Già dai libri precedenti — A moscacieca, Gloria, Il giuoco sul ponte, definito da Pietro Citati «uno dei romanzi più belli e misconosciuti degli ultimi vent'anni» — si intuiva che Sergio Ferrero era dell’esigua schiera dei narratori i cui personaggi e luoghi e situazioni si compongono in una mitologia privata inconfondibile. Con La valigia vuota, il suo mondo trova una definizione anche più lucida e alta. In un villaggio sul mare, dove non si può giungere se non in barca, fuori stagione, arriva un giovane, senza passato e senza status come i personaggi che le fiabe e i romanzi medievali vedono impegnati in prove richieste e talora degradanti.
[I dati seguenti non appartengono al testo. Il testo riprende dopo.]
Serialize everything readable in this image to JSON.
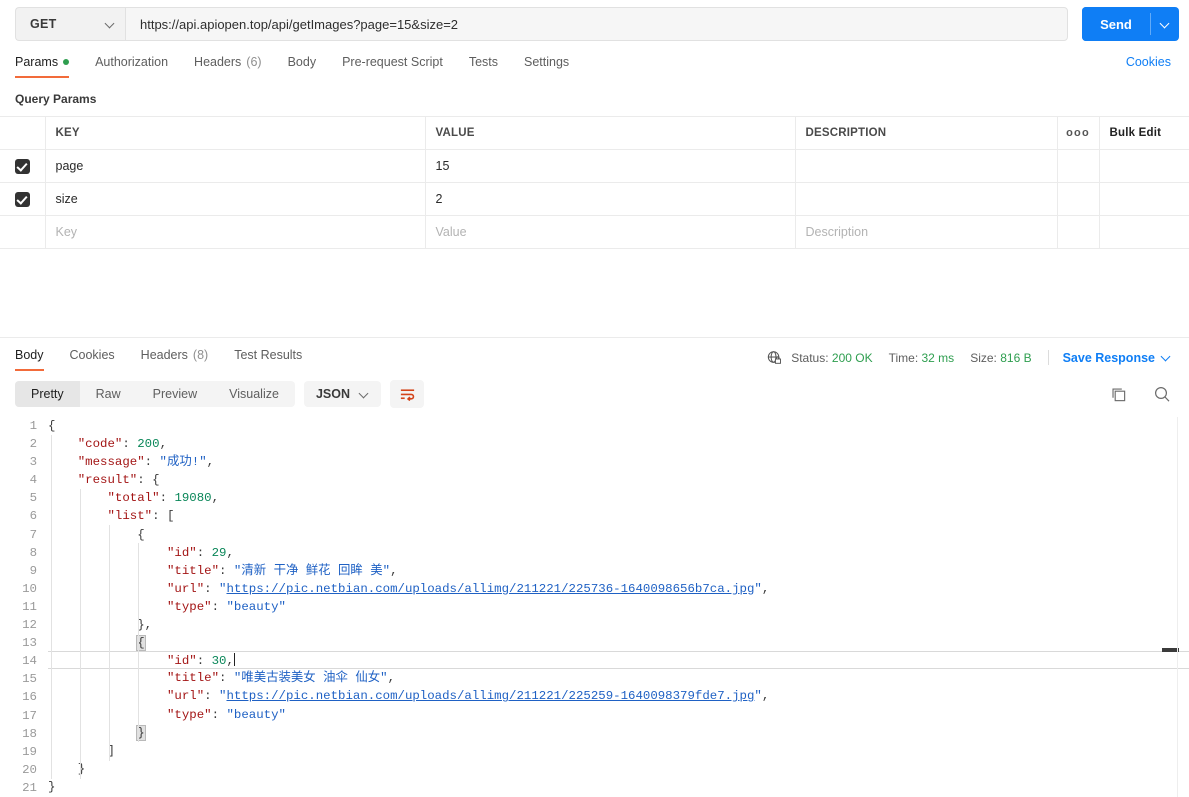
{
  "request": {
    "method": "GET",
    "url": "https://api.apiopen.top/api/getImages?page=15&size=2",
    "send_label": "Send"
  },
  "request_tabs": [
    {
      "label": "Params",
      "has_dot": true,
      "active": true
    },
    {
      "label": "Authorization",
      "active": false
    },
    {
      "label": "Headers",
      "count": "(6)",
      "active": false
    },
    {
      "label": "Body",
      "active": false
    },
    {
      "label": "Pre-request Script",
      "active": false
    },
    {
      "label": "Tests",
      "active": false
    },
    {
      "label": "Settings",
      "active": false
    }
  ],
  "cookies_link": "Cookies",
  "query_params": {
    "section_title": "Query Params",
    "headers": {
      "key": "KEY",
      "value": "VALUE",
      "description": "DESCRIPTION",
      "dots": "ooo",
      "bulk_edit": "Bulk Edit"
    },
    "rows": [
      {
        "checked": true,
        "key": "page",
        "value": "15",
        "description": ""
      },
      {
        "checked": true,
        "key": "size",
        "value": "2",
        "description": ""
      }
    ],
    "placeholder_row": {
      "key": "Key",
      "value": "Value",
      "description": "Description"
    }
  },
  "response": {
    "tabs": [
      {
        "label": "Body",
        "active": true
      },
      {
        "label": "Cookies",
        "active": false
      },
      {
        "label": "Headers",
        "count": "(8)",
        "active": false
      },
      {
        "label": "Test Results",
        "active": false
      }
    ],
    "status_label": "Status:",
    "status_value": "200 OK",
    "time_label": "Time:",
    "time_value": "32 ms",
    "size_label": "Size:",
    "size_value": "816 B",
    "save_response": "Save Response",
    "view_modes": [
      {
        "label": "Pretty",
        "active": true
      },
      {
        "label": "Raw",
        "active": false
      },
      {
        "label": "Preview",
        "active": false
      },
      {
        "label": "Visualize",
        "active": false
      }
    ],
    "format": "JSON"
  },
  "code": {
    "line_numbers": [
      "1",
      "2",
      "3",
      "4",
      "5",
      "6",
      "7",
      "8",
      "9",
      "10",
      "11",
      "12",
      "13",
      "14",
      "15",
      "16",
      "17",
      "18",
      "19",
      "20",
      "21"
    ],
    "lines": [
      "{",
      "    \"code\": 200,",
      "    \"message\": \"成功!\",",
      "    \"result\": {",
      "        \"total\": 19080,",
      "        \"list\": [",
      "            {",
      "                \"id\": 29,",
      "                \"title\": \"清新 干净 鲜花 回眸 美\",",
      "                \"url\": \"https://pic.netbian.com/uploads/allimg/211221/225736-1640098656b7ca.jpg\",",
      "                \"type\": \"beauty\"",
      "            },",
      "            {",
      "                \"id\": 30,",
      "                \"title\": \"唯美古装美女 油伞 仙女\",",
      "                \"url\": \"https://pic.netbian.com/uploads/allimg/211221/225259-1640098379fde7.jpg\",",
      "                \"type\": \"beauty\"",
      "            }",
      "        ]",
      "    }",
      "}"
    ],
    "json_value": {
      "code": 200,
      "message": "成功!",
      "result": {
        "total": 19080,
        "list": [
          {
            "id": 29,
            "title": "清新 干净 鲜花 回眸 美",
            "url": "https://pic.netbian.com/uploads/allimg/211221/225736-1640098656b7ca.jpg",
            "type": "beauty"
          },
          {
            "id": 30,
            "title": "唯美古装美女 油伞 仙女",
            "url": "https://pic.netbian.com/uploads/allimg/211221/225259-1640098379fde7.jpg",
            "type": "beauty"
          }
        ]
      }
    },
    "active_line": 14
  },
  "icons": {
    "method_chevron": "chevron-down-icon",
    "send_chevron": "chevron-down-icon",
    "globe_lock": "globe-lock-icon",
    "copy": "copy-icon",
    "search": "search-icon",
    "wrap": "wrap-lines-icon"
  },
  "colors": {
    "accent_orange": "#f26b3a",
    "blue": "#0f7ef5",
    "green": "#2e9e4f"
  }
}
È un dilettante di storia e arte locali, o un cacciatore di scandali deciso a frugare nei fatti allarmanti che la gente del posto vuole ostinatamente sepolti? Non riusciremo a saperlo con esattezza. Ferrero sceglie per sé, con la navigata, ironica innocenza dei classici, la parte del « confidente » nelle tragedie: colui che non sa, o finge di non sapere, le cose magari atroci che avvengono al di sopra della sua testa; colui che non interroga, e si limita ad ascoltare ciò che gli viene detto, ciò che si consente a dirgli. Il risultato apparente è una rappresentazione quasi cordiale: con un gruppetto di personaggi perlomeno singolari, conversazioni piene di sottintesi e di domande, una gita in barca, un incidente che potrebbe essere mortale. Ma intanto, come in un negativo fotografico, ciò che è in luce si carica d'ombra e macchie inquietanti appaiono, combinandosi a formare la mappa, confusa, di un mondo d’orrore che incombe sul paesaggio di mare e di sole, quasi un ectoplasma in attesa di essere evocato. Il protagonista, che sembra convinto che il male si possa dire (forse crede che appartenga, come le streghe del Macbeth, ad « altra regione »), e tenta di materializzarle, ne è inevitabilmente catturato. Ma sarà davvero da scegliere, fra le ipotesi possibili sul suo destino, quella più «nera»? Nessun particolare ci autorizza. La descrizione, l’aristocratica misura di Ferrero vogliono che l’indicibile rimanga tale, anche in chiusura di libro. Solo così il nostro sguardo potrà sopportare di fissare, sinistramente leggera, «la valigia vuota».